The Federal Trade Commission announced that it is challenging the public to create an innovative tool that will help protect consumers from security vulnerabilities in the software of home devices connected to the Internet of Things. The agency is offering a cash prize of up to $25,000 for the best technical solution, with up to $3,000 available for up to three honorable mention winner(s). The FTC is asking IoT Home Inspector Challenge contestants to develop a tool that would address security vulnerabilities caused by out-of-date software in IoT devices. An ideal tool might be a physical device that the consumer can add to his or her home network that would check and install updates for other IoT devices on that home network, or it might be an app or cloud-based service, or a dashboard or other user interface. Contestants also have the option of adding features such as those that would address hard-coded, factory default or easy-to-guess passwords. Submissions will be accepted as early as March 1, 2017 and are due May 22, 2017 at 12:00 p.m.
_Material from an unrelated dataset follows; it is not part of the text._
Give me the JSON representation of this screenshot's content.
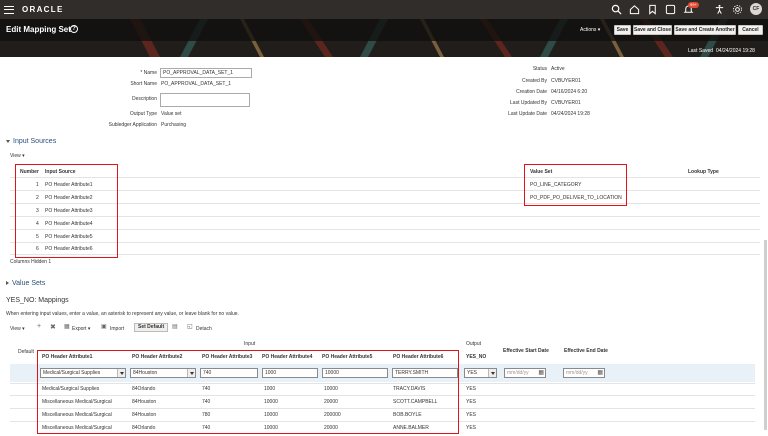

EDT. Winners will be announced on or about July 27, 2017.

The defendants who operated a Florida-based tech support scheme that the Federal Trade Commission and State of Florida charged deceived thousands of consumers, will pay $10 million for consumer redress to settle the action. According to the complaint, defendant Inbound Call Experts, doing business as Advanced Tech Support along with other defendants, used high-pressure sales pitches to telemarket tech support products and services falsely claiming to find viruses and malware on consumers’ computers. The stipulated final court order prohibits the defendants from misrepresenting that they have identified performance or security issues on consumers’ computers and from making any other misrepresentations while selling a product or service.

Turn Inc, a Redwood City (CA) company that enables sellers to target digital advertisements to consumers, has agreed to settle Federal Trade Commission charges that it deceived consumers by tracking them online and through their mobile applications, even after consumers took steps to opt out of such tracking. “Turn tracked millions of consumers online and through mobile apps even if they had taken steps to block or limit tracking,” said Jessica Rich, Director of the FTC’s Bureau of Consumer Protection. “The FTC’s order will ensure the company honors consumers’ privacy choices.”
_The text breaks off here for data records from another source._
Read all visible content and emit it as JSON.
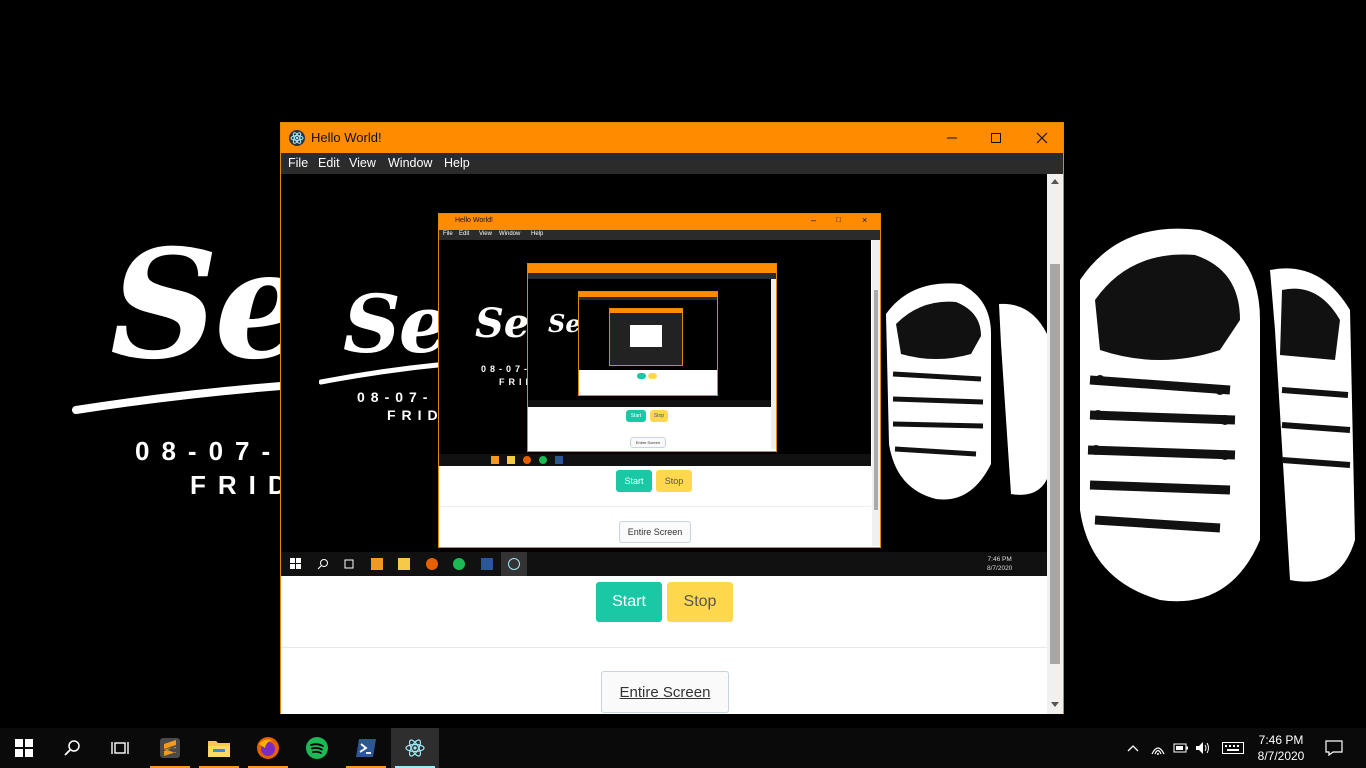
{
  "window": {
    "title": "Hello World!",
    "menu": [
      "File",
      "Edit",
      "View",
      "Window",
      "Help"
    ]
  },
  "wallpaper": {
    "text": "Se",
    "date": "08-07-",
    "day": "FRID"
  },
  "buttons": {
    "start": "Start",
    "stop": "Stop",
    "entire_screen": "Entire Screen"
  },
  "taskbar": {
    "apps": [
      "sublime-text-icon",
      "file-explorer-icon",
      "firefox-icon",
      "spotify-icon",
      "powershell-icon",
      "electron-icon"
    ],
    "time": "7:46 PM",
    "date": "8/7/2020"
  },
  "colors": {
    "titlebar": "#ff8c00",
    "start": "#1ac8a6",
    "stop": "#ffd84d"
  }
}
According to the FTC’s administrative complaint, Turn’s privacy policy represented that consumers could block targeted advertising by using their web browser’s settings to block or limit cookies. In fact, the complaint alleges that Turn used unique identifiers to track millions of Verizon Wireless customers, even after they blocked or deleted cookies from websites. In addition, the agency charged that Turn’s opt-out mechanism only applied to mobile browsers, and did not block tailored ads on mobile applications as the company claimed.
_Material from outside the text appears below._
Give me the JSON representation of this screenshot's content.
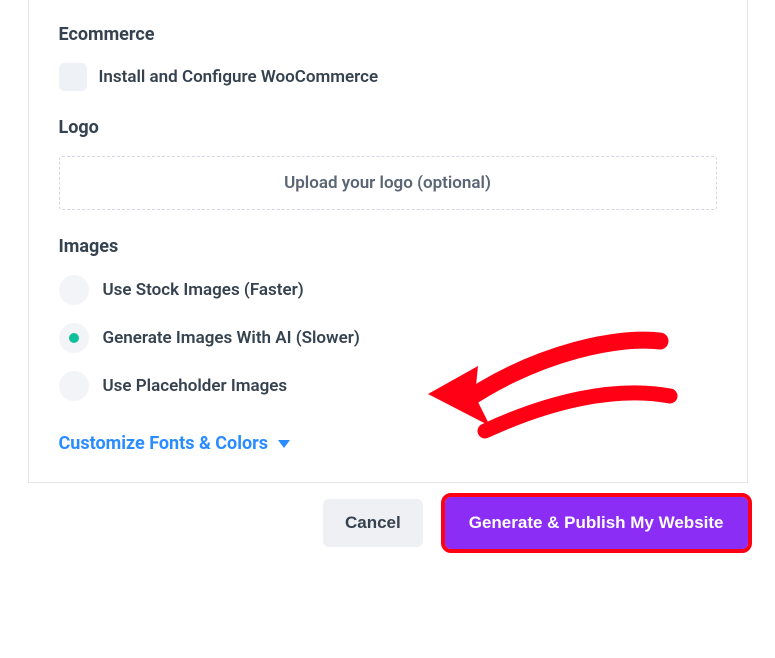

The Federal Trade Commission announced the agenda for its second PrivacyCon, a public forum that will continue and expand collaboration among leaders from academia, research, consumer advocacy, and industry on the privacy and security implications of emerging technologies.

PrivacyCon 2017 will take place in Washington (DC) on Jan. 12, 2017 and include opening remarks from FTC Chairwoman Edith Ramirez. The conference will feature 18 presentations of original research on important consumer privacy and security issues and a closing panel moderated by Jessica Rich, Director of the Bureau of Consumer Protection. The event will cover five major topic areas: the Internet of Things (IoT) and big data; mobile privacy; consumer privacy expectations; online behavioral advertising; and information security. During each session, panelists will present their privacy research and then participate in a discussion addressing the broader issues raised by the research.